Sur Mirage, tout va plus vite. La prévol est effectuée en passant en revue l’étroit cockpit de gauche à droite et en vérifiant la position de chaque interrupteur ou indicateur. Pour la mise en route, le démarreur est pneumatique et le groupe à air prend la forme d’une bouteille haute pression. Au moment du démarrage, l’admission de l’air provoque ce fort sifflement, un bruit habituel sur les aéroports dans les années 70 ; le réacteur ATAR 09B démarre très rapidement. Après stabilisation des paramètres, débranchement des groupes électriques et pneumatiques, c’est l’essai des commandes et des stabilisateurs en visuel du mécanicien de piste. Pour l’autostab de lacet, le mécanicien sol se place près de la tuyère et secoue latéralement l’avion, le pilote vérifie que la gouverne de direction tente de contrer ce mouvement de lacet.
Pour rouler un Mirage, il faut mettre des gaz et le contrôle de direction se fait en freinant à gauche ou à droite. D’habitude le roulage est court, il y a généralement peu de trafic mais Istres est une base stratégique et, parfois, un décollage en alerte ou des exercices militaires font qu’il nous faut attendre.
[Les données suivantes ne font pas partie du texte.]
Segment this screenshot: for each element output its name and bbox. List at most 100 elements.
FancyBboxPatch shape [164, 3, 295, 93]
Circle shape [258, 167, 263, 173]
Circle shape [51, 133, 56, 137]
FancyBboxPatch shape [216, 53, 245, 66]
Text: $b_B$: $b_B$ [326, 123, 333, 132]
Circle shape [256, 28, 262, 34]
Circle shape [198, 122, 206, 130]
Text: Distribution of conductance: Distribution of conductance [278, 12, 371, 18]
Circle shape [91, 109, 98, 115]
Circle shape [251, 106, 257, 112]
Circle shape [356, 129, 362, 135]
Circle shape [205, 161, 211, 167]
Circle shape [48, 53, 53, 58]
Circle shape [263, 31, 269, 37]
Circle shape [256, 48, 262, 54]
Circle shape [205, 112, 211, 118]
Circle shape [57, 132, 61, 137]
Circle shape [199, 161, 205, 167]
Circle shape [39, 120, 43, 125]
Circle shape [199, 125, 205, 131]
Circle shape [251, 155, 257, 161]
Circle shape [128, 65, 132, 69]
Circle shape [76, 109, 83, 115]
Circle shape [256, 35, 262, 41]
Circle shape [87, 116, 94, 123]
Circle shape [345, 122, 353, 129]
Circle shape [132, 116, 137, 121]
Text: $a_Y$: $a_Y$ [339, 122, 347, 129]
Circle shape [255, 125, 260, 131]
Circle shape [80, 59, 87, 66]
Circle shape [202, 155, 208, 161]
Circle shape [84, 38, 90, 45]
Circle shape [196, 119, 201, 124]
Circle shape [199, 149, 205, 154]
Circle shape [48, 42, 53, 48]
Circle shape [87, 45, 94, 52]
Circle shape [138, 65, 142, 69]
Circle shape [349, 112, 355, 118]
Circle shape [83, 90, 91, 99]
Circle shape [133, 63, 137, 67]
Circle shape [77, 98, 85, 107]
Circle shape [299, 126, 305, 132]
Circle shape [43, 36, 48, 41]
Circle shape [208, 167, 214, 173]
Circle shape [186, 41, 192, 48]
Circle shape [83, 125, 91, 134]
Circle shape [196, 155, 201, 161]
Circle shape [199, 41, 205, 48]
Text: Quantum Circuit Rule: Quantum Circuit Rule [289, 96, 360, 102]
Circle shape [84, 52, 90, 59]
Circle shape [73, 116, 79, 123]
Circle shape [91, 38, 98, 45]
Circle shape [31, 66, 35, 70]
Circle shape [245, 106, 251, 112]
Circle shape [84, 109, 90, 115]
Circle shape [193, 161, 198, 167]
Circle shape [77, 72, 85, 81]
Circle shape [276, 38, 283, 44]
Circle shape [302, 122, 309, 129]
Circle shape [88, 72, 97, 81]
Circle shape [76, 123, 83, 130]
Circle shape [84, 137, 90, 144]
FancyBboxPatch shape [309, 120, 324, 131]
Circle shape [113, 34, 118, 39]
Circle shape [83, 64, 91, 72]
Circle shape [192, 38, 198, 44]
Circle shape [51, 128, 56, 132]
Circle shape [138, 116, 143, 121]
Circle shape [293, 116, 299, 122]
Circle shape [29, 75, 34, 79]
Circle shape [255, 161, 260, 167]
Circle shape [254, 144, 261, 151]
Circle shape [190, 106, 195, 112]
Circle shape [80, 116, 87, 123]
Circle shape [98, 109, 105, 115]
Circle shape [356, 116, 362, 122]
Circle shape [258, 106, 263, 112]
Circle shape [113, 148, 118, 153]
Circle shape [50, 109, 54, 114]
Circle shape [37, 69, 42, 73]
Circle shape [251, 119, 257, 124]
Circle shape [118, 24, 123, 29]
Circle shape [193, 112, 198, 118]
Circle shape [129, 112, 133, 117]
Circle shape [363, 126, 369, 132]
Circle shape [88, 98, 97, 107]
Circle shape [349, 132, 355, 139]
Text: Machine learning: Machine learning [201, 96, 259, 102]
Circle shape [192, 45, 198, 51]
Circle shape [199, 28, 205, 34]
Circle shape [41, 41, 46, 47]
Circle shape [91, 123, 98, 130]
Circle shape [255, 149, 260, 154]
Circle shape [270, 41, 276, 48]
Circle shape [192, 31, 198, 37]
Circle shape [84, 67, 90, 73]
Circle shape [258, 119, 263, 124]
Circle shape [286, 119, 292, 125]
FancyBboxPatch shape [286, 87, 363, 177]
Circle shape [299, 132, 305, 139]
En hiver et au printemps, tant que la température de la mer est à moins de 15°C nous devons porter une lourde et très étanche combinaison caoutchoutée dans l’éventualité d’une éjection sur l’eau. Dans ces conditions, au printemps, sous le vaillant soleil de Provence, la minute d’attente dans l’étroit cockpit du IIIB, si peu ventilé, tourne vite à l’angoisse tant l’élévation de température est rapide.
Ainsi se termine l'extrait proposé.